Midnight in America: Kid nation

Marcus Kenney at Marcia Wood Gallery

The most stingingly accurate rationale I've heard for Barack Obama's widespread popularity is that he allows white folks to feel that they've paid reparations without actually having to come up off any money. So while media pundits have been busy remembering to say "electable" instead of "light-skinned," Marcus Kenney — a white, Savannah-based collage artist — has been busy ripping into America's race problem without a whiff of punch-pulling code language.

His Marcia Wood Gallery exhibit, Midnight in America, features small-scale sculpture and nearly 30 "paintings" (the artist calls them paintings even though he only incidentally uses paint in his compositions) all made in the last 12 months or so, when the question of race in American electoral politics has become more important than ever.

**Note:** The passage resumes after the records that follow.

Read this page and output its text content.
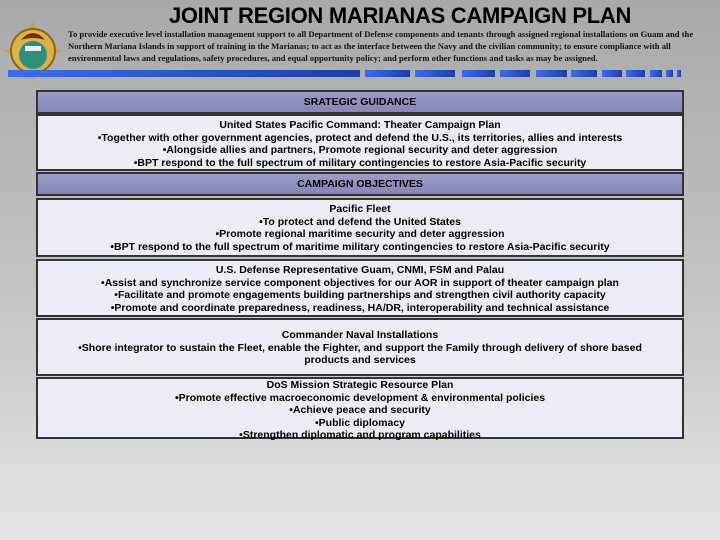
JOINT REGION MARIANAS CAMPAIGN PLAN
To provide executive level installation management support to all Department of Defense components and tenants through assigned regional installations on Guam and the Northern Mariana Islands in support of training in the Marianas; to act as the interface between the Navy and the civilian community; to ensure compliance with all environmental laws and regulations, safety procedures, and equal opportunity policy; and perform other functions and tasks as may be assigned.
SRATEGIC GUIDANCE
United States Pacific Command: Theater Campaign Plan
•Together with other government agencies, protect and defend the U.S., its territories, allies and interests
•Alongside allies and partners, Promote regional security and deter aggression
•BPT respond to the full spectrum of military contingencies to restore Asia-Pacific security
CAMPAIGN OBJECTIVES
Pacific Fleet
•To protect and defend the United States
•Promote regional maritime security and deter aggression
•BPT respond to the full spectrum of maritime military contingencies to restore Asia-Pacific security
U.S. Defense Representative Guam, CNMI, FSM and Palau
•Assist and synchronize service component objectives for our AOR in support of theater campaign plan
•Facilitate and promote engagements building partnerships and strengthen civil authority capacity
•Promote and coordinate preparedness, readiness, HA/DR, interoperability and technical assistance
Commander Naval Installations
•Shore integrator to sustain the Fleet, enable the Fighter, and support the Family through delivery of shore based products and services
DoS Mission Strategic Resource Plan
•Promote effective macroeconomic development & environmental policies
•Achieve peace and security
•Public diplomacy
•Strengthen diplomatic and program capabilities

Kenney builds canvases from paper-based cultural flotsam seemingly without restriction. Canceled checks, vintage greeting cards, postage stamps and more find room in his works. The result is a kind of anti-collage in which scraps are used as daubs of paint for their formal properties of color, line and texture, as much as for their ready-made imagery.

Such a painterly approach means that Kenney is free to build his images from scratch, allowing the raw materials' historical references to peek through only when he chooses. In "Lotto," a white girl lovingly cradles a white doll covered in blackface. While the source papers for the figures aren't particularly identifiable, lottery tickets clearly make up the thrumming background. What an apt metaphor for a miscegenated nation as it drags itself painfully toward a historic election.

Marcus Kenney is a homeboy. His compositional virtuosity does not at all conceal his oh-so-Southern love of weathered materials and sense of historical decay. But where a lesser artist might have drifted into nostalgia, Kenney rises into transhistorical prophecy. The cutesy children in his work don't refer to a mythic innocent age, but instead unpack the terror of the current moment as they cut each other's heads off or wear the face mask of a terrorist bandit. Old greeting cards and handwriting samples are treated as neither precious nor lovely, but as the background of a terrifying universe, troubled and troubling at the close of an American dream.

Marcus Kenney: Midnight in America. Through May 24. Free. Tues.-Sat., 11 a.m.-6 p.m. 263 Walker St. 404-827-0030. www.marciawoodgallery.com.